I won't be able to sleep tonight.
Friday, December 12, 2008
What images come to mind? What feelings? Mm, there are so many. This single commodity has invigorated and stirred our senses for centuries. I myself am surprised at the precision with which I am able to navigate in a groggy, sleepy trance from my bed to the coffee maker at the wee hours of the morning. While many a blog entry and book have been written about this life changing substance, I will simply make one request.
If you drink coffee, go to your nearest Starbucks and buy some Burundi Kayanza Coffee.
Starbucks was recently praised for its investment in the Kayanza district of northern Burundi. In a country where 90% of its economic income comes from coffee and tea, it is so important to be able to have a company like Starbucks invest in it. Starbucks has also supported CARE in its clean water projects to displaced people in Burundi. They have also invested in community-development projects and farmer support centers.

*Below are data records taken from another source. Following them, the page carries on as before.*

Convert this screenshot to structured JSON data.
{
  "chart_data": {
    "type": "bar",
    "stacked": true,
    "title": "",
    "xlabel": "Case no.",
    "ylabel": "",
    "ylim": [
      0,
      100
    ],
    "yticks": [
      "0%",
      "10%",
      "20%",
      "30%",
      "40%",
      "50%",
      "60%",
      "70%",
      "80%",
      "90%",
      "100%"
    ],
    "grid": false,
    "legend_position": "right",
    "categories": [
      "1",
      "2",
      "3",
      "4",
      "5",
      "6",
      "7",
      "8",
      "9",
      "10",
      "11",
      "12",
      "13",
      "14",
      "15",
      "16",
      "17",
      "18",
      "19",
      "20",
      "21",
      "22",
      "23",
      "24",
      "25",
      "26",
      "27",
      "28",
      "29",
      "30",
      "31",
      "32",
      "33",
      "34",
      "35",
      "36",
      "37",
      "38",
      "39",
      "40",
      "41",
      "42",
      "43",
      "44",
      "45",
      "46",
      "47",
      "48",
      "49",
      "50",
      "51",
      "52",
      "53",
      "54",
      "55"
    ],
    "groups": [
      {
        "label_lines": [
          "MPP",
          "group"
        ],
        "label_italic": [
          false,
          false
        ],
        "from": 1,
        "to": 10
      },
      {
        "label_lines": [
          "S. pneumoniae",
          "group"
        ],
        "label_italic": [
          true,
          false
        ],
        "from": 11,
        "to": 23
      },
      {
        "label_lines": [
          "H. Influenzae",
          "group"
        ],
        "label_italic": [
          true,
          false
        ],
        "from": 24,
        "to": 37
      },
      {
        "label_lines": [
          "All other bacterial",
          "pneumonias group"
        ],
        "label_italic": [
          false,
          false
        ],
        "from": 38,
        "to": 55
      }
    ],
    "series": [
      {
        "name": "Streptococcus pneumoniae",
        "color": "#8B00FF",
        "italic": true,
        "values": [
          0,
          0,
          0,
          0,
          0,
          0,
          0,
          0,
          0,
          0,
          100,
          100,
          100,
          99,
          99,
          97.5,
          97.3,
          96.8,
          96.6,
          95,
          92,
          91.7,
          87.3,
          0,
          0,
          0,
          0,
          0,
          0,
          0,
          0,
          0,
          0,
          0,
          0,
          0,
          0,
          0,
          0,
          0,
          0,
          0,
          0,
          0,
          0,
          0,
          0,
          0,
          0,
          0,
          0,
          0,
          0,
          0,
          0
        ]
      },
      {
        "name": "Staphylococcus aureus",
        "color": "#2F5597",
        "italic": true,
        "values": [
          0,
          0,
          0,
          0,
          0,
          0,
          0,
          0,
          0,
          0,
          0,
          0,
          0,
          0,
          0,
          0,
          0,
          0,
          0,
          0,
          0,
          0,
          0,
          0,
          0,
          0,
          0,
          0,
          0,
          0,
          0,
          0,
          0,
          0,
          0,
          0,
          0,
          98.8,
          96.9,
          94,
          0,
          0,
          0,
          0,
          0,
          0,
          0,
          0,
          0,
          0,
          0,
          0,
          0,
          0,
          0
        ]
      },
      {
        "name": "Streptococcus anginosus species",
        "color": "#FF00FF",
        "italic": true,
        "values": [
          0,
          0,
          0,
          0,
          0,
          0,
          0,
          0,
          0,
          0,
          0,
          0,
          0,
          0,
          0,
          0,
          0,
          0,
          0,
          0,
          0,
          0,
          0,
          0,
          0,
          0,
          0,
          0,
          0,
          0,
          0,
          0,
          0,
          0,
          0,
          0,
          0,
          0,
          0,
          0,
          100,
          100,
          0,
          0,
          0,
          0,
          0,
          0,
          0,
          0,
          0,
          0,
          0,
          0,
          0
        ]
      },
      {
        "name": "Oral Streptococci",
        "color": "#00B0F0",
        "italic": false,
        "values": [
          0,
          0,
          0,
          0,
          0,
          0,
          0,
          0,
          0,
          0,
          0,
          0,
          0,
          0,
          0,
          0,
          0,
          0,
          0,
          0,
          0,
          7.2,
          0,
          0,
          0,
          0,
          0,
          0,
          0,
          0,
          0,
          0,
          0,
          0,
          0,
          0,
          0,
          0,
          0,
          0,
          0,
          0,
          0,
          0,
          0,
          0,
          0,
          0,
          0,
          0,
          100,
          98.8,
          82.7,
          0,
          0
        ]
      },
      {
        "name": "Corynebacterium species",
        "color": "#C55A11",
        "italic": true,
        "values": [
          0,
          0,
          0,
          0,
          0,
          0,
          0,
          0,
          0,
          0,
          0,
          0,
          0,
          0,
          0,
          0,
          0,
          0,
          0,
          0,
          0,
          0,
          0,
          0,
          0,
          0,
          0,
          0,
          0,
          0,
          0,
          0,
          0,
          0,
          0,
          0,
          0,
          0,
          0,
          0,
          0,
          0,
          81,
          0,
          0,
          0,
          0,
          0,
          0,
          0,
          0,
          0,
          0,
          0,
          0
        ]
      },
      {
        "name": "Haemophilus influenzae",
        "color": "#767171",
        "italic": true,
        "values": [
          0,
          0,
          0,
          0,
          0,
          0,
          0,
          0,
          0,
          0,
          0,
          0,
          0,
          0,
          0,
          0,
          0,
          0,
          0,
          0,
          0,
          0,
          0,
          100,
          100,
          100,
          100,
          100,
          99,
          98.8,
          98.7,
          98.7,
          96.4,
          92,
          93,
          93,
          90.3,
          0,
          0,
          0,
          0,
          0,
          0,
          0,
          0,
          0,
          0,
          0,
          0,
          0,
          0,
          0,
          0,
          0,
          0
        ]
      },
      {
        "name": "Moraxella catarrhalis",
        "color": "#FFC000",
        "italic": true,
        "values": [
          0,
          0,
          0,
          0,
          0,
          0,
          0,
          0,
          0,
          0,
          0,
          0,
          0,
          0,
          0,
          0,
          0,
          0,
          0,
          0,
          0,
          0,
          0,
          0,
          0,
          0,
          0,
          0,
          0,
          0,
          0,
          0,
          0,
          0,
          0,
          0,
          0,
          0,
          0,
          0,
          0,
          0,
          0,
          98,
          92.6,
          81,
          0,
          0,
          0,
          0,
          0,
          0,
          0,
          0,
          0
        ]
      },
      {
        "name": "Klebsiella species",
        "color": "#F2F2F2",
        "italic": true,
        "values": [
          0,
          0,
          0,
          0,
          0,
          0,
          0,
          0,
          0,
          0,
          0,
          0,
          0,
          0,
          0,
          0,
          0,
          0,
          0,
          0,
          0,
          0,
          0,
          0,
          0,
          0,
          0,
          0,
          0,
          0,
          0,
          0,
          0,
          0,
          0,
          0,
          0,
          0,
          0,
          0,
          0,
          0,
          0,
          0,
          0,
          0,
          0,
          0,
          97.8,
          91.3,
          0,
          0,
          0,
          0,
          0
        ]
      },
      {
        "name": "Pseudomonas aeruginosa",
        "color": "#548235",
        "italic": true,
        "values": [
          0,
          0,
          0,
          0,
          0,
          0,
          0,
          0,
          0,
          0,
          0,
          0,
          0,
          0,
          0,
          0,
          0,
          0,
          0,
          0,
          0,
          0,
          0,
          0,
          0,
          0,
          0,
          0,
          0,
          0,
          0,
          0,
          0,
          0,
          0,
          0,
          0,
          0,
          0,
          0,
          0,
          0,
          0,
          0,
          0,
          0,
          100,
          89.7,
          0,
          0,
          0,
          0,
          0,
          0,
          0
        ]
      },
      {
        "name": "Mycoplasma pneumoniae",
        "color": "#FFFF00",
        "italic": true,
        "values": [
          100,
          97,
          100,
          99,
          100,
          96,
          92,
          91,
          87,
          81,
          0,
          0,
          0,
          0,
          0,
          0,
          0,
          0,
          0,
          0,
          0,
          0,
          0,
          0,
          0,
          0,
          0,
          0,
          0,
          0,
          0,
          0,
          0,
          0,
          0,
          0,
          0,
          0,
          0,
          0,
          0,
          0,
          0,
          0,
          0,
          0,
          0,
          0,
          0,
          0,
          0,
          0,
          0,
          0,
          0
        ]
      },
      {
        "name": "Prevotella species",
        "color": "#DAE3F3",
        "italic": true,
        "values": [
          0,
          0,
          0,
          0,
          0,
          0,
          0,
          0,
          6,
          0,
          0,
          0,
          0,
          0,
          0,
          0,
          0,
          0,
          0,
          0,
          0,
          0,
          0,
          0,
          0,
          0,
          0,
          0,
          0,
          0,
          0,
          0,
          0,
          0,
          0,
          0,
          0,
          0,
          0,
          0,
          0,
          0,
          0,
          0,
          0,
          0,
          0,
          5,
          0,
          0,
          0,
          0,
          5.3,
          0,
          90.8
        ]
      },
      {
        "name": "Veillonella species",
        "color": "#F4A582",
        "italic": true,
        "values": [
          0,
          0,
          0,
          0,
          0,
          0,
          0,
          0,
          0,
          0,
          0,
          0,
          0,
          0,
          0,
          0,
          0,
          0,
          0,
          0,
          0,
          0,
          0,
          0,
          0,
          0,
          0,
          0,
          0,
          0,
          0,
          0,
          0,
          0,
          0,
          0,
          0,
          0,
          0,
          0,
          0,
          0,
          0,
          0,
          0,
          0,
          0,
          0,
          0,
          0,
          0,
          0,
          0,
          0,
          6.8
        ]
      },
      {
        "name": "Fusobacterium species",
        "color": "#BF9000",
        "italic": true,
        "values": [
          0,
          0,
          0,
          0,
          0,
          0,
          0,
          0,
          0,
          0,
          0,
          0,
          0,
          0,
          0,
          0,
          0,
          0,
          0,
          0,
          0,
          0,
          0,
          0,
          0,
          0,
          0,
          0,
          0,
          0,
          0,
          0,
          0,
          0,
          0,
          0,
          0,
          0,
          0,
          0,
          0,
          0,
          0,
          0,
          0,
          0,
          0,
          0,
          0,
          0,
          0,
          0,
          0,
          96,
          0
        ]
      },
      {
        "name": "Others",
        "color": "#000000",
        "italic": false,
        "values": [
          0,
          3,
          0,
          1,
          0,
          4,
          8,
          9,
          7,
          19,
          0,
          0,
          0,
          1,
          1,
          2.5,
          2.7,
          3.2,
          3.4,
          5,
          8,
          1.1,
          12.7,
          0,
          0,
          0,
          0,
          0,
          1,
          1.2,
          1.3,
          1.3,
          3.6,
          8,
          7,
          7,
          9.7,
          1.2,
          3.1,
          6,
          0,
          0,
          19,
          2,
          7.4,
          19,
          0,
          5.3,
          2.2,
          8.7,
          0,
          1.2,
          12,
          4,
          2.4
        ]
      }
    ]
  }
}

Sounds like quite the symphony I am playing here for Starbucks. Well, its written from the heart. I usually am not the one to tell you go and buy from a big corporate enterprise. But basically Burundi needs all the help it can get to get its only commodity out there...would you help, please? Its trendy to consume beverages from little known regions of the world, right?
Monday, December 8, 2008
In the past few months we have had the normal (i.e. Christian/Political) holidays, but have also had a few last minute ones. It seems that if you feel a certain day should be a holiday (which means you don't legally have to go to work) you can petition the government to make a certain day a holiday!! Talk like a pirate day as a holiday anyone?
Mostly this has been taken advantage of by the muslim minority here in Bujumbura. Since Burundi's holidays revolve around Christian holidays (which they usually work through) and political dates, they have asked the government on several occasions to make some muslim sacred days national holidays. So today in Bujumbura we now have a holiday! The streets are deserted and the internet is just a bit faster!
Today is the muslim festival Eid-al-Adha. The day that muslims world-wide celebrate the willingness and obedience of Abraham to sacrifice his son Ishmael as Allah had commanded him to. (As his namesake I feel I need to insert that it was actuality Isaac that was going to sacrificed, but was saved when God provided a ram...)
Approximately 10% of the Burundian population is muslim. Their numbers are growing though as new converts are offered free education and other economic benefits upon their conversion to Islam. Muslims make up a large percentage of the shop owners and merchants in Bujumbura and are thus influential in the economic direction of this struggling country. I feel they are yet another part of the population that the church in Burundi has not yet attempted to reach. In a country that claims 90% christianity, they are indeed very unreached.